Design Issues with Electrostatic Loudspeakers
As in any system, ESLs have an extremely complex set of Engineering weightings to be balanced in the design consideration stage these are very much dependant on the set in desired design parameters. However, there are some aspects of electrostatic loudspeaker construction and design that are deemed to be extremely challenging and potentially dangerous. The ESL does not dissipate power because of its capacitor construction, it stores a potential charge. Therefore, although the amplifier doesn't in theory provide power, the amplifier must dissipate and sink the energy it derives from the lower level input sources which very often results in power amplifier drive problems, this factor causes most standard consumer amplifiers to oscillate in the ultrasonic range or simply self destruct. Also, the stator voltages involved in driving the diaphragm range from 1kV to 10kV. Although the current for the diaphragm bias supply may be a few micro amps, the current in the high voltage audio section can be significant higher due to the capacitive loading effects of the ESL and the stored energy in the driving systems. In addition to the interesting electrical properties, the ESL also represents a challenge acoustically. It must be operated as a dipole, which means both front and rear must free to radiate into the environment. This can cause the lower sound register to cancel out by interaction from the front to the rear of the driver, which may require some form of acoustic baffles or wave guides. Room placement is critical because the sound may be highly directional. The diaphragm motion is very very small, and this requires a very large surface area to provide sufficient sound pressure listening levels.

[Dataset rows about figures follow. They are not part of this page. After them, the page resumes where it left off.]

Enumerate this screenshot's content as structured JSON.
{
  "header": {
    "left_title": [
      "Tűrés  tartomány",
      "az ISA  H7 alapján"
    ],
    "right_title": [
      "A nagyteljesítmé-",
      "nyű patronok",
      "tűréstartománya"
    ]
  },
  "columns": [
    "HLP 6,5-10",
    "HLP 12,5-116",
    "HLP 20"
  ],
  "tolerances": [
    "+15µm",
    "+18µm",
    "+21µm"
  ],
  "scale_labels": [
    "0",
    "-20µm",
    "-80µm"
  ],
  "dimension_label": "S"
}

Below its resonance point, an ESL output is virtually non-existent, but unlike dynamic speakers in standard enclosures, there is usually no resonance peaks or dips. Also, because the ESL is incapable of producing sound below its resonance point, bass extension is virtually non-existent for most systems.
Biasing and Supply
A conventional system involves the connecting of the stator plates to the terminals of a center tapped step up transformer with the diaphragm biased with reference to the center tap of this transformer. An amplifier drives the primary windings of the step up transformer, which causes the stators to be driven in perfect push pull opposition to each other, the applied AC audio signal results in the DC voltage polorised diaphragm seeking to adopt a neutral energy position and gives rise to an Audio signal reflecting the applied voltage. This is a simplified descriptor of such a system using a step-up transformer.